Andaba a dos metros del suelo, y las estrellas parecían estar a mi alcance. El mundo estaba en mis manos y la música sonaba para mí.


Cuanto tiempo hacía que no recordaba cuando jugaba en casa de Alex a indios contra vaqueros, yo siempre era india y le robaba su caballo balancín para galopar por llanuras imaginarias. Él protestaba porque también quería ser indio. Y aún así siempre era yo la que cabalgaba a lomos del brioso corcel, la que jugaba con sus tesoros más preciados. Era mi amigo y aunque a veces le hacía llorar, siempre estaba dispuesto a volver a jugar conmigo una vez más...


Recuerdo ahora cuando, mucho antes, jugaba con Félix mientras mis padres cenaban con los suyos. No acababa de entender por qué él poseía “aquello” y yo no... Teníamos cuatro años y pasábamos el día haciendo carreras de coches.


Años después conocí a Alberto en Santander y nos hicimos inseparables durante el tiempo de mis vacaciones. De aquello sólo me quedan sus fotos y a veces me gustaría saber cómo encontrarle para recordar cuando yo empuñaba la espada y él el puño de Mazinguer Z.


Ahora mi niña, siempre buscando con quien jugar a piratas, se ha salido con la suya y tiene un cómplice para sus diabluras. Y no es la primera vez que se encuentra con un compañero de juegos, pero esta vez ha vuelto a recordarme que hubo una vez en que la vida siempre sonreía para mí.


Mi niña ha decidido imponerse a ratos a mí, se viste de demonio y sale dispuesta a quemar la ciudad, y ha encontrado a un compinche que acepta sus travesuras, y me pregunto como es posible que no me diera cuenta el día en que fui feliz, bailando bajo la lluvia sin más preocupaciones que el no dejar de sonreír, corriendo para ser la más hábil en los coches de choque, apostando el honor por un trago largo de cerveza y dormirse arropada entre cariños y mimos.


Saber que no importa lo que diga o lo que haga, que si mis ojos lloran, estará para que dejen de hacerlo y lograr una sonrisa que dibuje el arco iris en mi mirada.


No sé como pude despistarme el día en que viendo a un ogro verde en una pantalla enorme, alguien se reía conmigo sólo para que yo dejara atrás mi tristeza.


Creo que voy a seguir despistándome mientras mi niña se va a jugar otro ratito a tu casa.
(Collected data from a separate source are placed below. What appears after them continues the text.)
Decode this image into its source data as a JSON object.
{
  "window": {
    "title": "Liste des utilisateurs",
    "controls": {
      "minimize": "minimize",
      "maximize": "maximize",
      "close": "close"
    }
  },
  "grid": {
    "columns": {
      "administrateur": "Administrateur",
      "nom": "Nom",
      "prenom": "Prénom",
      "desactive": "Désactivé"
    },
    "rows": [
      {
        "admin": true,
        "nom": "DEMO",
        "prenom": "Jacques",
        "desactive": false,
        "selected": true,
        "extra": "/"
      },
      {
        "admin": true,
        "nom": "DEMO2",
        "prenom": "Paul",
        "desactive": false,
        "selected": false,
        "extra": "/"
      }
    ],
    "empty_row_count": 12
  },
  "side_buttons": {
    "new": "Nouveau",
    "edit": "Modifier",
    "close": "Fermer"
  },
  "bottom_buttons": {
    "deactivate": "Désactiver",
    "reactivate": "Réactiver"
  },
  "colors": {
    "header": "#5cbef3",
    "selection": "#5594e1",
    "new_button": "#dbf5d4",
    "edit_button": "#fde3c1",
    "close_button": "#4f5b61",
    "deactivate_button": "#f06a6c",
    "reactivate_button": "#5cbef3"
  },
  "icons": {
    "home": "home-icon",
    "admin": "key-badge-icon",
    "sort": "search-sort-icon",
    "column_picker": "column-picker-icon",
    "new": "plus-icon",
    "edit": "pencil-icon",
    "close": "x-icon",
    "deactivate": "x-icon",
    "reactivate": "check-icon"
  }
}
Podríamos irnos a bailar sobre los anillos de Saturno, mientras llueven palomitas, tú serás luck y yo la Princesa Leya, tu serás Jack Sparrow y yo Morgan Adams y lidiaremos una batalla en alta mar, tú a bordo del Perla Negra y yo en mi Estrella de la Mañana, sable contra sable hasta que caigamos rendidos de la risa en colchones de plumas y luego brindaremos con un par de Pitufitas mientras vemos el sol salir.


Casi me despisto, que desastre, mira que es bueno tener amigos, no me dejes perderme el próximo día que seamos felices...

Besos y sed felices

12 comentarios:

Roberto dijo...

A principio del texto iba a ponerte que esperaba que no me hicieras llorar como a tu amigo Alex, pero he seguido leyendo y mis lagrimas han brotado de la emoción, asi puedes hacerme llorar todas las veces que quieras. No hacia falta pero gracias por esto, sabes que muchas veces me has hecho sufrir ,esos momentos en que todo los ves tan negro, pero tambien he pasado momentos muy felices en que yo tambien he dejado que mi niño salga. Yo no dejare que te despistess pero tu tampo dejes que me despiste yo, que ya sabes como soy.. jejej. Joder que tonto me he puesto, que no sabia por que venia lo del ogro verde
besos, abrazoss de todo corazon mi niña

Esther Hhhh dijo...

Llevo días intentando escribir esto. Hoy por fin he conseguido que saliera.
Gracias por estar, aún cuando te hago rabiar.
Yo te prometo, Teto, que estaré aquí mismo, dispuesta a que no te despistes, más de lo preciso para que tu niño se venga a jugar con mi niña.

Besitos desde mi hueco

triniti232001 dijo...

sin palabras me quedao o tal vez prefiero quedarme sin ellas aainnnss pero que bonitoooooooooo sobretodo ya con el puntito del final que es la respuestaaaa ainnnsss .la verdad es que teniendo a alguioen asi tata te sobra todo lo demas no? por que desde luego yo no dejaria que se despiste ni un solo momento;) besitoss tataaa

Esther Hhhh dijo...

Ains Tata baixa dels nuvoletssss...

Besitos

Trini dijo...

creo que tras leer esto, es imposible que te deja perderte el próximo día que alcances con los dedos la felicidad.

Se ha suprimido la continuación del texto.